Il viaggio prosegue, tra colpi di scena a ripetizione e anche chi ha già letto
il libro di Agatha Christie o visto il film di Sidney Lumet non rischia certo di
annoiarsi: pure se dovesse ricordare quasi a memoria le battute di Hercule
Poirot sarà comunque spiazzato dalle varie trovate che l'ottima regia di Peppe
Celentano e l'adattamento di Vincenzo de Falco hanno ideato per rendere sempre e
comunque avvincente il dipanarsi dell'azione. Non stupisce che mai nessun
regista si sia avventurato nella drammatizzazione del romanzo della Christie: si
direbbe che l'unica maniera di metterlo in scena (o in una non-scena) fosse
realizzabile negli spazi della Galleria del Giallo e del Mistero.
Venendo all'interpretazione, notevole è quella dello stesso Peppe Celentano
(nel ruolo dell'investigatore belga) attorniato da ottimi comprimari: Raffaele
Esposito nel ruolo dello psicanalista che cura un vecchio affaticato Poirot e
Bruno Minotti in quello del capotreno, Gabriella Cerino (primadonna della
compagnia stabile del Giallo e del Mistero), Rossella Serrato (proveniente dalla
compagnia di Luigi De Filippo), Luciano Nuzzolillo, Sasà Trapanese (già tra i
protagonisti dello sceneggiato Rai L'eredità della priora), Andrea De Rosa (che
tornerà ad interpretare il Principe di Sansevero nello spettacolo che andrà in
scena in piazza San Domenico il due giugno prossimo) e le giovani e promettenti
Diana Del Monaco, Giuliana Sepe e Alessandra Lagozino.
Ma Orient Express non è solo un capolavoro della suspense: si tratta anche di
un romanzo (e quindi di un dramma) portatore di una ben precisa morale, che va
oltre il classico "che la giustizia trionfi". A differenza di alcuni,
moderni ispettori, Poirot scopre il colpevole di un delitto, ma non lo consegna
alla polizia perché riconosce nel suo agire una giustizia superiore, che supera
i codici, di ispirazione naturale (per non dire divina): proprio da questa
"rimozione" nasce la particolarissima cornice entro cui si svolge
l'azione, con il detective belga che, a distanza di decenni, cerca di ricordare
come si svolsero i fatti sul treno che da Istanbul lo riportava in Europa
sdraiandosi appunto sul lettino di uno psicanalista, il dottor… Christie!
A proposito di quest'ultimo, nella sua figura viene irrisa deliziosamente la
scuola freudiana, che si ostina a pretendere di vedere nella realtà solo una
proiezione della fantasia - di certe fantasie - e interpreta ogni elemento alla
luce delle tabe sessuali: il treno è, ovviamente, un simbolo fallico; la
galleria il suo corrispondente femminile e via discorrendo.

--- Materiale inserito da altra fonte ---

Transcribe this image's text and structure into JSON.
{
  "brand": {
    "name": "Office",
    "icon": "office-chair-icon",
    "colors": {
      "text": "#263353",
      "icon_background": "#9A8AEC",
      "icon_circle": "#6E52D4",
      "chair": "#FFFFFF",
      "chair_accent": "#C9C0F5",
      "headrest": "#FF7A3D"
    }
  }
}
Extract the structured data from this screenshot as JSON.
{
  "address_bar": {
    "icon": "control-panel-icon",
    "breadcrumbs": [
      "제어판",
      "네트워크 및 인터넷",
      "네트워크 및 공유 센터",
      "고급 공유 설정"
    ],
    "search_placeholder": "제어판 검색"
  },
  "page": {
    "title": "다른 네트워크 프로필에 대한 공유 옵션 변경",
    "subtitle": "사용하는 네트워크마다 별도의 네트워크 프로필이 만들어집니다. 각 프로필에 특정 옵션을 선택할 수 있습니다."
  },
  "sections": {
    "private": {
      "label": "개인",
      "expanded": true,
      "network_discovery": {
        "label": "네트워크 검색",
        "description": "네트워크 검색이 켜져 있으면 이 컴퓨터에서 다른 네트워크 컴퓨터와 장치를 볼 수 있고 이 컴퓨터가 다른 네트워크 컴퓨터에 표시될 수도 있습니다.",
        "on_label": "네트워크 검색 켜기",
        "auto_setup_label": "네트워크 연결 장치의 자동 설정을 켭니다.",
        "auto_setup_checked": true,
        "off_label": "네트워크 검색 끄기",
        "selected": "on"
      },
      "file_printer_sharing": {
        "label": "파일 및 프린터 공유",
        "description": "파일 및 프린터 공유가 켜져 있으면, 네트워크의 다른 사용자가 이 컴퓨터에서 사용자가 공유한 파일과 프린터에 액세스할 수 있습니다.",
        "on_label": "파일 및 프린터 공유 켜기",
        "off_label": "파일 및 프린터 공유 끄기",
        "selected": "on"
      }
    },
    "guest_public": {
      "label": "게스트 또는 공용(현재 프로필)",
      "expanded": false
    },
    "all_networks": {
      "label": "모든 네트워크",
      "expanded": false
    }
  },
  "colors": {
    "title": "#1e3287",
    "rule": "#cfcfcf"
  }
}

Lo sforzo mnemonico
di Poirot rappresenta quindi anche il ritorno alla realtà, molto più piana
delle ricostruzioni psicanalitiche e non a caso l'interpretazione cui giunge il
dottor Christie si rivelerà completamente - ma proprio completamente -
sbagliata.
Come avverrà in Sipario, l'ultimo, tristissimo romanzo di Poirot, in cui il
protagonista appare ancora lucido, ma ormai vecchio e malato, ci si trova di
fronte alla impossibilità di far trionfare la giustizia ordinaria (e, sia pure
di sfuggita, in questo Orient Express c'è un accenno, una premonizione ai casi
di Sipario). Una scelta coraggiosa, dunque, quella de "Il Pozzo e il
Pendolo": sia dal punto di vista drammaturgico che da quello ideologico. Ma
una scelta premiata con gli applausi convinti del pubblico e la necessità di
prenotare la poltrona, pardon, il tavolo al vagone ristorante.